A investigação teve início após uma instituição financeira identificar irregularidades em contratos de financiamento e comunicar o caso às autoridades. A partir dessa denúncia, a Polícia Federal constatou a existência de um grupo criminoso especializado no chamado “golpe do finan”, prática em que veículos são adquiridos sem entrada e em nome de pessoas que desconhecem totalmente a operação. Segundo os investigadores, após a aprovação fraudulenta dos créditos, os carros eram retirados em revendedoras e rapidamente revendidos no mercado ilegal por valores abaixo da tabela, enquanto as parcelas dos financiamentos deixavam de ser pagas, gerando prejuízos expressivos ao banco e dificultando a recuperação dos veículos.

As apurações também indicam a participação direta de um funcionário da própria instituição financeira, que atuava como correspondente bancário.
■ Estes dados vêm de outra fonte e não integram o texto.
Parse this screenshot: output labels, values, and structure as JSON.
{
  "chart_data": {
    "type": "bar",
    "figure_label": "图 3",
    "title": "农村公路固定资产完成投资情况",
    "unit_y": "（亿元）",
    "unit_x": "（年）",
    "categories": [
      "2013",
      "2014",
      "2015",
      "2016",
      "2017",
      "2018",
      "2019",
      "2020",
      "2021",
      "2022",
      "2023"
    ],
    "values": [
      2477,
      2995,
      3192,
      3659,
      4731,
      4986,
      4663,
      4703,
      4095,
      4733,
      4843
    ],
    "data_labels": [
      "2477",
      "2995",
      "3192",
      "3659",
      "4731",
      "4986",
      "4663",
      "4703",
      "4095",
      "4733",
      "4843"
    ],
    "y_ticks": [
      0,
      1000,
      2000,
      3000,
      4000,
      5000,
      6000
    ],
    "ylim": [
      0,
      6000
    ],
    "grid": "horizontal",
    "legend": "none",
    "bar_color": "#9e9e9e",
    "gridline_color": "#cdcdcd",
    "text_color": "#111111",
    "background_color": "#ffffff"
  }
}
Ele teria utilizado seu acesso privilegiado aos sistemas internos para facilitar a aprovação de financiamentos em nome das vítimas, sem que elas soubessem. Outros integrantes do grupo ficavam responsáveis por falsificar documentos pessoais, criar contas de e-mail em nome dos terceiros utilizados no golpe e realizar assinaturas eletrônicas dos contratos por meio de telefones pessoais. Após a liberação do crédito, os veículos eram repassados a receptadores, que os revendiam no mercado paralelo.

A Polícia Federal informou que os investigados poderão responder por crimes contra o Sistema Financeiro Nacional, associação criminosa, estelionato e receptação. Somadas, as penas máximas previstas para esses delitos podem ultrapassar 15 anos de prisão. As investigações seguem em andamento e novos desdobramentos não estão descartados.